Recently, I’ve seen the word “whoa” written as “woah” or even “whoah” several times. A little research shows that many people are confused over a word that is as natural to us as breathing. In fact, whoa is quite an ancient word and the spelling that’s developed may have to do with where you live.
I’ve always loved etymology (the study of the origin of words and the way in which their meanings have changed throughout history.). It was something my grandfather loved to investigate. In fact, he had an Oxford English Dictionary in his study and we would frequently look up words together.
So here’s a round up of what I’ve learned about whoa.
According to Wiktionary,
Whoa (c. 1843) is a variant of woa (c. 1840), itself a variant of wo (c. 1787), from who (c. 1450), ultimately from Middle English ho, hoo (interjection), probably from Old Norse hó! (interjection, also, a shepherd’s call). Compare German ho, Old French ho ! (“hold!, halt!”).
Dictionary.com says whoa was first recorded in 1615–25.
And “Brian” on the Internet, wrote this (without sources but consistent with what I’ve read)
Actually, “Whoa” and “Woah” are separated in common usage only by about a decade, and both have been commonly used since the middle 1800s. Both are variants of “woa”, around since the 1840s. “Woa” itself is a variant of “Wo” from the late 1700s, deriving from the interjection (not pronoun) “Who”, which has been around since the middle 1400s. “Whoa” predates “Woah” by about ten years. But, (perhaps) interestingly, it depends on which English speaking country you live in as to which is considered “standard”. “Woah” is the favored spelling in the UK, while both spellings are in common use in the US. Both are correct, so use whichever you like. Or, if you want to get REALLY “correct” (and by that I mean ridiculously anal retentive), just go back to “Wo”. Apparently that’s when the “dumbing down” started.

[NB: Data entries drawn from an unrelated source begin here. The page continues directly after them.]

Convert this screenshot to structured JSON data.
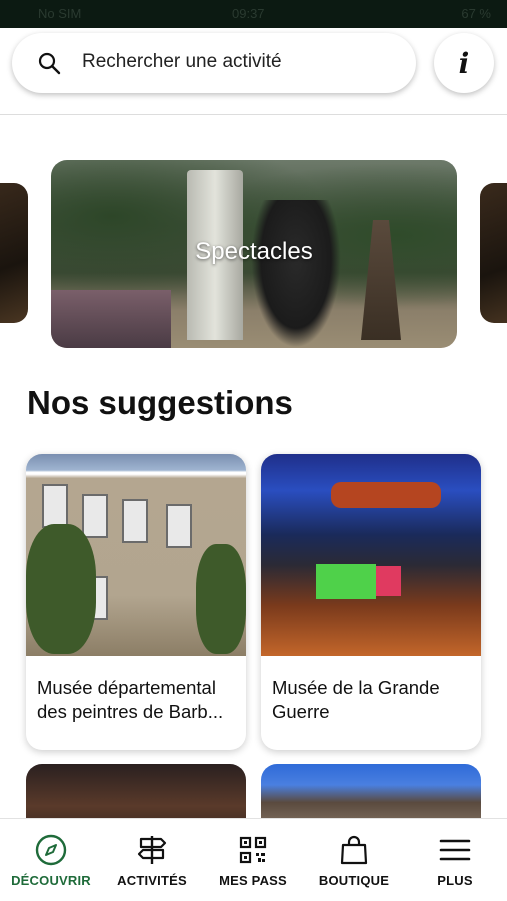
{
  "status_bar": {
    "left": "No SIM",
    "center": "09:37",
    "right": "67 %"
  },
  "search": {
    "placeholder": "Rechercher une activité"
  },
  "info_button": {
    "label": "i"
  },
  "carousel": {
    "main_label": "Spectacles"
  },
  "suggestions": {
    "title": "Nos suggestions",
    "cards": [
      {
        "title": "Musée départemental des peintres de Barb..."
      },
      {
        "title": "Musée de la Grande Guerre"
      }
    ]
  },
  "nav": {
    "items": [
      {
        "label": "DÉCOUVRIR",
        "icon": "compass-icon",
        "active": true
      },
      {
        "label": "ACTIVITÉS",
        "icon": "signpost-icon"
      },
      {
        "label": "MES PASS",
        "icon": "qr-code-icon"
      },
      {
        "label": "BOUTIQUE",
        "icon": "shopping-bag-icon"
      },
      {
        "label": "PLUS",
        "icon": "menu-icon"
      }
    ],
    "active_color": "#1f6b3a"
  }
}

According to the Columbia Journalism Review, which quotes the Oxford English Dictionary (probably the most definitive source),
The earliest spelling of the sound in English is “ho,” and traces to about 1374, the Oxford English Dictionary says. It’s also been spelled “whoo,” “who,” whoe, “whoh,” “wogh,” “woa,” etc. The “whoa” spelling first showed up around 1467, the OED says, though the verb form wasn’t recorded until about 1840.
Looking at usage of whoa vs. woah on the Internet, you can see that the trending toward woah is recent — although that could just be fueled by memes and texting. The website http://www.fivethirtyeight.com is a website focuses on opinion poll analysis, politics, economics, and also created “interactives” that graph the data they discover. Here’s their tracking analysis on Whoa vs. Woah.
The Wall Street Journal also reports an uptick in the use of woah among younger people, who say only “old folks” use whoa.
Since 2014, woah has more than tripled in online news stories, and it now makes up about 30% of total usage, up from 19% at that time, according to the News on the Web corpus, a database containing 8.4 billion words published in online news stories. On Google Trends, which tracks the frequency of search engine terms, woah has been the more dominant term in basic Web and YouTube searches for two years.
So, are you #teamwhoa? or #teamwoah? And where in the world do you live? I’m firmly in the Whoa category myself.